Die Analyse der klinischen Daten und Komplikationen im Zusammenhang mit winkelstabilen Implantaten lässt 3 Versagensmechanismen erkennen [13]:

  1. 1.

    Verbiegen/Bruch der Platten

  2. 2.

    Implantatausrisse

  3. 3.

    Schraubenbrüche

Diese resultieren nicht selten aus Anwendungsfehlern. Vermeidungsansätze werden v. a. in der Verwendung längerer Platten und dem Belassen längerer Schwingstrecken bei Trümmerfrakturen gesehen. Das Einbringen von mehr peripheren Schrauben soll Implantatausrisse minimieren.

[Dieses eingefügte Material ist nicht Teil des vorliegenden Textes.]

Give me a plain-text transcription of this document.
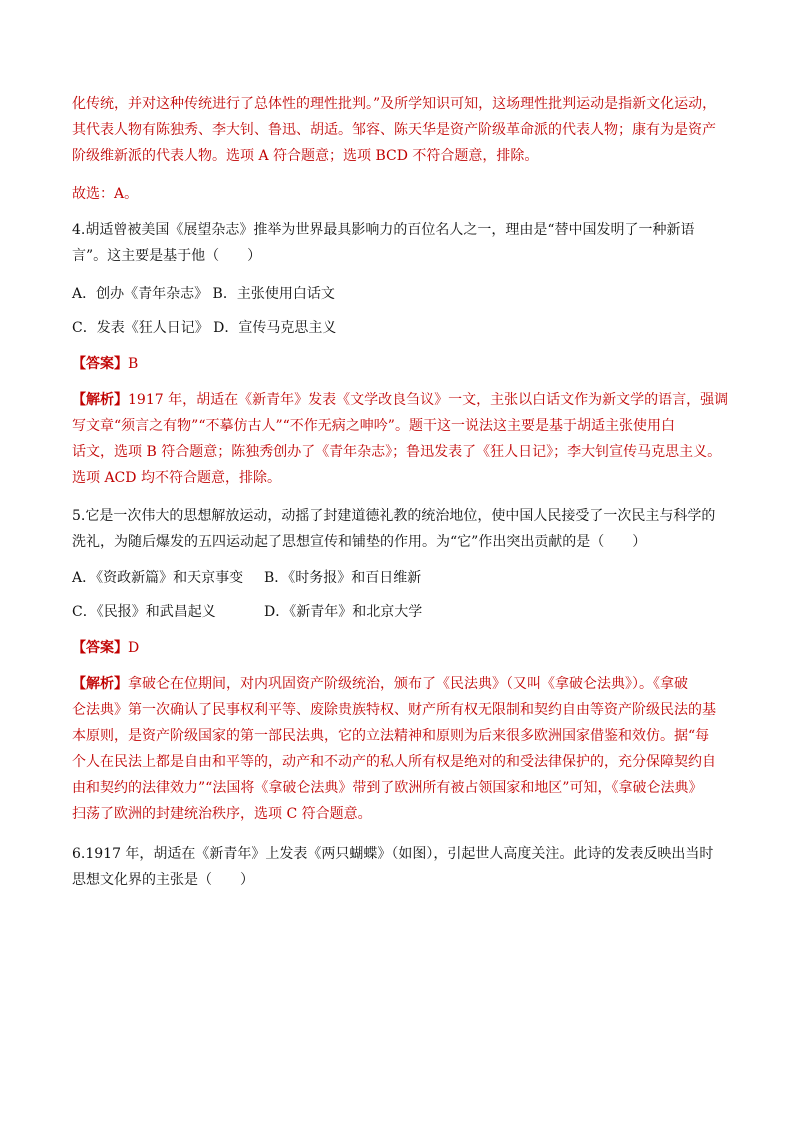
化传统，并对这种传统进行了总体性的理性批判。”及所学知识可知，这场理性批判运动是指新文化运动，
其代表人物有陈独秀、李大钊、鲁迅、胡适。邹容、陈天华是资产阶级革命派的代表人物；康有为是资产
阶级维新派的代表人物。选项 A 符合题意；选项 BCD 不符合题意，排除。
故选：A。
4.胡适曾被美国《展望杂志》推举为世界最具影响力的百位名人之一，理由是“替中国发明了一种新语
言”。这主要是基于他（　　）
A．创办《青年杂志》 B．主张使用白话文
C．发表《狂人日记》 D．宣传马克思主义
【答案】B
【解析】1917 年，胡适在《新青年》发表《文学改良刍议》一文，主张以白话文作为新文学的语言，强调
写文章“须言之有物”“不摹仿古人”“不作无病之呻吟”。题干这一说法这主要是基于胡适主张使用白
话文，选项 B 符合题意；陈独秀创办了《青年杂志》；鲁迅发表了《狂人日记》；李大钊宣传马克思主义。
选项 ACD 均不符合题意，排除。
5.它是一次伟大的思想解放运动，动摇了封建道德礼教的统治地位，使中国人民接受了一次民主与科学的
洗礼，为随后爆发的五四运动起了思想宣传和铺垫的作用。为“它”作出突出贡献的是（　　）
A．《资政新篇》和天京事变 B．《时务报》和百日维新
C．《民报》和武昌起义	D．《新青年》和北京大学
【答案】D
【解析】拿破仑在位期间，对内巩固资产阶级统治，颁布了《民法典》（又叫《拿破仑法典》）。《拿破
仑法典》第一次确认了民事权利平等、废除贵族特权、财产所有权无限制和契约自由等资产阶级民法的基
本原则，是资产阶级国家的第一部民法典，它的立法精神和原则为后来很多欧洲国家借鉴和效仿。据“每
个人在民法上都是自由和平等的，动产和不动产的私人所有权是绝对的和受法律保护的，充分保障契约自
由和契约的法律效力”“法国将《拿破仑法典》带到了欧洲所有被占领国家和地区”可知，《拿破仑法典》
扫荡了欧洲的封建统治秩序，选项 C 符合题意。
6.1917 年，胡适在《新青年》上发表《两只蝴蝶》（如图），引起世人高度关注。此诗的发表反映出当时
思想文化界的主张是（　　）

Zur Vermeidung von Schraubenbrüchen, nicht selten infolge von Frakturheilungsstörungen, wird empfohlen, freie Kompressionsschrauben vor Applikation der winkelstabilen Platten einzusetzen. Weiterhin muss auf ein richtiges Verblocken der Schraube im winkelstabilen Plattensystem geachtet werden [13].

Abb. 3
figure 3

96 Jahre alter Mann, a sekundäre Schraubenperforation nach winkelstabiler Plattenosteosynthese einer dislozierten 3-Segment-Fraktur, links postoperative Röntgenkontrolle, rechts Schraubenperforation 2 Monate postoperativ, b links arthroskopisches Bild vor und nach Schraubenentfernung, rechts postoperatives Röntgenbild nach Schraubenentfernung

Fazit für die Praxis

Die Entwicklung winkelstabiler Implantate basierte auf einem besseren Verständnis der biologischen Frakturheilung unter Berücksichtigung der Rolle der Vaskularität. Die biomechanischen Vorteile überwiegen. Hauptindikationsgebiete sind komplexe periartikuläre Frakturen, meta- und diaphysäre Trümmerfrakturen, Frakturen des osteoporotischen Knochens, die Fixation öffnender Osteotomien und periprothetische Frakturen. Die klinische Erfahrung liefert hier klare klinische Vorteile, die jedoch bisher noch nicht durch randomisierte Studien belegt wurden. Ein Implantatversagen resultiert nicht selten aus Anwendungsfehlern.